CVE-2025-52801: 
WordPress vulnerability analysis and mitigation

A Missing Authorization vulnerability (CVE-2025-52801) was discovered in VonStroheim TheBooking WordPress plugin affecting versions through 1.4.4. The vulnerability was initially reported by Nguyen Ngoc Quang Bach on May 8, 2025, and was publicly disclosed on July 30, 2025. This security issue allows accessing functionality not properly constrained by Access Control Lists (ACLs) (Patchstack).

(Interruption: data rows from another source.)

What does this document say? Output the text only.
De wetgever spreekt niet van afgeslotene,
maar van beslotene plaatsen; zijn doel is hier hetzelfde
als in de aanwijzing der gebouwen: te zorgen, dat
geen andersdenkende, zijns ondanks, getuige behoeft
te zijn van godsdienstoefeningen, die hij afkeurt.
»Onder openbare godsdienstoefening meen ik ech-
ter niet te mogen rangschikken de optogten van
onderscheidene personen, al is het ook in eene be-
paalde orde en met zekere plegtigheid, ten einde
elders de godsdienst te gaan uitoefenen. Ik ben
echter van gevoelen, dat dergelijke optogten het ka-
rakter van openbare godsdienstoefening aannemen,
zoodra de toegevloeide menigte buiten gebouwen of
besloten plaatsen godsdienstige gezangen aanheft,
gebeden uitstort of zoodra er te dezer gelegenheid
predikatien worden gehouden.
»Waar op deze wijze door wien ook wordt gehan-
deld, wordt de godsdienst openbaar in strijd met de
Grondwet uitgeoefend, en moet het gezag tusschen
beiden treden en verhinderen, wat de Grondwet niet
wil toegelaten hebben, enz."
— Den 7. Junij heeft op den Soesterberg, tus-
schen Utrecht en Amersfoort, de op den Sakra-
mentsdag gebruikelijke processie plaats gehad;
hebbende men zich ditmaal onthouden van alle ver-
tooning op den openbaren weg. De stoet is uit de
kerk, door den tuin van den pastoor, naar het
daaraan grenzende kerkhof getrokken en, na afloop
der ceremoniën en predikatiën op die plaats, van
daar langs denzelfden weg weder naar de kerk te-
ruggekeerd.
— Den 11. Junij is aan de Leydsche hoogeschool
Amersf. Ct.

The vulnerability is classified as a Broken Access Control issue (CWE-862) with a CVSS v3.1 base score of 7.3 (High). The vulnerability vector is CVSS:3.1/AV:N/AC:L/PR:N/UI:N/S:U/C:L/I:L/A:L, indicating it can be exploited over the network, requires low attack complexity, needs no privileges or user interaction, and has low impact on confidentiality, integrity, and availability (Patchstack).

The vulnerability allows an unprivileged user to execute certain higher privileged actions due to missing authorization, authentication, or nonce token checks in specific functions. This security issue is considered highly dangerous and is expected to become mass exploited (Patchstack).

As of the disclosure, no official fix is available for this vulnerability. However, Patchstack has issued a virtual patch to mitigate the issue by blocking potential attacks until an official fix becomes available. Website administrators are advised to implement the virtual patch immediately (Patchstack).